Às 11h22 de 14 de maio de 1995, o topo do mundo era verde-e-amarelo. Por três horas, o paranaense Waldemar Niclevicz e o fluminense Mozart Catão posaram para fotos, se emocionaram e curtiram juntos o frio mais agradável de suas vidas. Desde então, nunca mais a bandeira nacional chegou tão alto. Esta semana, em comemoração ao aniversário da conquista, duas duplas embarcam para o Everest. Em uma delas, é o próprio Niclevicz, 39 anos, quem assume o comando, desta vez acompanhado por Irivan Gustavo Burda, 33, seu parceiro na escalada do Lhotse (quarto maior pico do mundo, também no Himalaia), três anos atrás. Mozart Catão, com quem subiu o Everest, morreu em 1998 na parede sul do Aconcágua. “Resolvida a burocracia em Katmandu, capital do Nepal, pretendemos iniciar a subida do Everest em 12 de abril. Um mês depois estaremos perto do pico”, conta Niclevicz. Se tudo der certo, o ataque final coincidirá com o aniversário da conquista. “Vamos levar uma bola de futebol e uma bandeira do Brasil confeccionadas por presidiários. Em um dos acampamentos, desafiaremos os sherpas para uma pelada na neve. Provavelmente, vamos levar uma surra por causa da altitude. Mas a festa será nossa”, promete o pioneiro.

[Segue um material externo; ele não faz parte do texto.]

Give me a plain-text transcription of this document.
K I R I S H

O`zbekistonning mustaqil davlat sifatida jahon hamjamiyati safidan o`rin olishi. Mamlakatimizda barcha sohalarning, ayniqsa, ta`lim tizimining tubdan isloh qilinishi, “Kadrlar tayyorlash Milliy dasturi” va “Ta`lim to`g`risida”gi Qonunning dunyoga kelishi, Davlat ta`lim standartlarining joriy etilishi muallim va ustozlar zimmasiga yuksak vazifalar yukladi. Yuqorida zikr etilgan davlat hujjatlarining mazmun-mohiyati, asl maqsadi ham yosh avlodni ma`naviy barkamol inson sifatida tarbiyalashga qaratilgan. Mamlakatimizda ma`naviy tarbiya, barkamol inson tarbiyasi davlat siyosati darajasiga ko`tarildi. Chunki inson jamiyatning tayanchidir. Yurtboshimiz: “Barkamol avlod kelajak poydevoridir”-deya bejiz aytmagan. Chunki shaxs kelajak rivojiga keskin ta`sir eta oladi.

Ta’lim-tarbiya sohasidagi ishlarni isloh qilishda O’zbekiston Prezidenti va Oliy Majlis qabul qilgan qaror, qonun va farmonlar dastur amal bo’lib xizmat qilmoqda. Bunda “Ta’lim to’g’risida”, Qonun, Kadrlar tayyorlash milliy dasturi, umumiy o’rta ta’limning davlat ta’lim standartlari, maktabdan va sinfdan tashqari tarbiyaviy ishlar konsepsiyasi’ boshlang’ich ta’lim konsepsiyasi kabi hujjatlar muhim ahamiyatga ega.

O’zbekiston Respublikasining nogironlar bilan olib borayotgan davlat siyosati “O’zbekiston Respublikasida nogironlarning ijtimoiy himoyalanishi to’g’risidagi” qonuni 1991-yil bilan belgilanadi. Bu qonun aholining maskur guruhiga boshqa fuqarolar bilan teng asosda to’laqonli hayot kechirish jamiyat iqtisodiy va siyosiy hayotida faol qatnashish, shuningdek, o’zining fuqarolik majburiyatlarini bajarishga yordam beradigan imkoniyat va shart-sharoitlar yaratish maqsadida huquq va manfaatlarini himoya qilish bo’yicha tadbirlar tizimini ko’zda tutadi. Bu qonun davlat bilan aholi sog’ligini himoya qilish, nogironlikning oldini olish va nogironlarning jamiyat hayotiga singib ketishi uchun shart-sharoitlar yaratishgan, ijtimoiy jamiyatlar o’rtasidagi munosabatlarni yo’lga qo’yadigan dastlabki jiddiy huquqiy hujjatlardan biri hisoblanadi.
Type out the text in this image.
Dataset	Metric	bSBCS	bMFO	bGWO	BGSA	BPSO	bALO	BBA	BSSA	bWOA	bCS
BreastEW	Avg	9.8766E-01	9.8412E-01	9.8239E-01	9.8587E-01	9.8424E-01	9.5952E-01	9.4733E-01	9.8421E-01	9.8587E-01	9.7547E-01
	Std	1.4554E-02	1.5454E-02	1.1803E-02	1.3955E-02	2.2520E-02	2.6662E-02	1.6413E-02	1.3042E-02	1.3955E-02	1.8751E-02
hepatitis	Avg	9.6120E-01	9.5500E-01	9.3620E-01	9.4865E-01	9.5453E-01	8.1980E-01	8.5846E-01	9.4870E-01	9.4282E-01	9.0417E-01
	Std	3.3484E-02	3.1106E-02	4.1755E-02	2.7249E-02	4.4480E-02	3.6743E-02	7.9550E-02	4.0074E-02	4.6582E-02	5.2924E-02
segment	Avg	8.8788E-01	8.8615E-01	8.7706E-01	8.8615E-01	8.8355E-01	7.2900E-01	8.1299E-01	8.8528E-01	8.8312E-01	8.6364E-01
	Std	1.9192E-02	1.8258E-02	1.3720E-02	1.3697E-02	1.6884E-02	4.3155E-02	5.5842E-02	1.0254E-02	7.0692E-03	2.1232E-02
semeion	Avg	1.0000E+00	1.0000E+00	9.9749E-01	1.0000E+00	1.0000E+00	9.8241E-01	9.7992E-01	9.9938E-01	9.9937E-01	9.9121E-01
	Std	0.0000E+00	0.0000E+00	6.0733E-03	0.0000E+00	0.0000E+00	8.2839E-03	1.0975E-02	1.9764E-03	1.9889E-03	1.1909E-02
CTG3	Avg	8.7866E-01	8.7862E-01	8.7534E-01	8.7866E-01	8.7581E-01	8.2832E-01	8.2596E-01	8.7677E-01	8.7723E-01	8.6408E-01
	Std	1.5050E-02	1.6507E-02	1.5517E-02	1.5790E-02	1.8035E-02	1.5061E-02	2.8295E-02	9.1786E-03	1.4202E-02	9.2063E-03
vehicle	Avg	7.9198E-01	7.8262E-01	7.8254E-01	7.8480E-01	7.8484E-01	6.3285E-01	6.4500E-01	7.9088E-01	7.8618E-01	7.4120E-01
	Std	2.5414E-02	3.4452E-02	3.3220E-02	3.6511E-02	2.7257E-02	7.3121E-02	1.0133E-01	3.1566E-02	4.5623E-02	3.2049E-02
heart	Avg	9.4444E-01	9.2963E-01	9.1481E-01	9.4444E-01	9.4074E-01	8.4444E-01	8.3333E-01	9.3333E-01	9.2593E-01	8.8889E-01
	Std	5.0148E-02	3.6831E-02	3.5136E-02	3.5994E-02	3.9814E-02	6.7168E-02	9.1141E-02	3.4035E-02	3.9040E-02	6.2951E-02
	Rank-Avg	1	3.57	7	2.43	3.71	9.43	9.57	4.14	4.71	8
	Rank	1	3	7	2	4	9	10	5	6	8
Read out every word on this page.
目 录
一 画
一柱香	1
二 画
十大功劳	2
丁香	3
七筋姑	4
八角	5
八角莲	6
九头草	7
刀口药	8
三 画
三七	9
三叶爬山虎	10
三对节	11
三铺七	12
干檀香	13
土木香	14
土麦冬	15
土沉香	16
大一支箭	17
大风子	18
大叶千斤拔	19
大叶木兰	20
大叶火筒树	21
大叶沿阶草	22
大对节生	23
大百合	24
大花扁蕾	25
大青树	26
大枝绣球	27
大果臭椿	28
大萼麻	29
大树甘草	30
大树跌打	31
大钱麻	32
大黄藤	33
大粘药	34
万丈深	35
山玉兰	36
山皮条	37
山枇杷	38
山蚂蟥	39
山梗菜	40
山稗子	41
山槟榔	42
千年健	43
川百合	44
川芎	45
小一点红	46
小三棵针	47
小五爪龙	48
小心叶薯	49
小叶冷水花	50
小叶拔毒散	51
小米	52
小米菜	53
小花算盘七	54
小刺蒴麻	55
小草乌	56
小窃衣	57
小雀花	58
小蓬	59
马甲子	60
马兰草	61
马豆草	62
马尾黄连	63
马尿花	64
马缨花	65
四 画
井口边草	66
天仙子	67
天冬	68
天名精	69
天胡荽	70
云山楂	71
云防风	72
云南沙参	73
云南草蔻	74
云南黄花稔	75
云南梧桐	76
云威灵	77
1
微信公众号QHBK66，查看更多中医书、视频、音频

Sherpas são os moradores das montanhas geladas do Himalaia. Budistas, conhecem o gigante gelado pelo nome de Chomolungma, ou “deusa-mãe do mundo”. Os demais habitantes do Nepal chamam a montanha de Sagarmatha, ou “porta do céu”. No Ocidente, a denominação oficial é uma homenagem ao geógrafo inglês George Everest, que “descobriu” o monte em 1841 e, por meio de cálculos trigonométricos, estimou sua altitude. Com a intensificação do fluxo de viajantes à região – estimulados por resultados cada vez mais animadores e equipamentos cada vez mais modernos –, a maioria dos sherpas encontra emprego como guia nas expedições. Suas lendas tornam menos desoladora a escalada pela face sul, escolhida por Niclevicz e Burda.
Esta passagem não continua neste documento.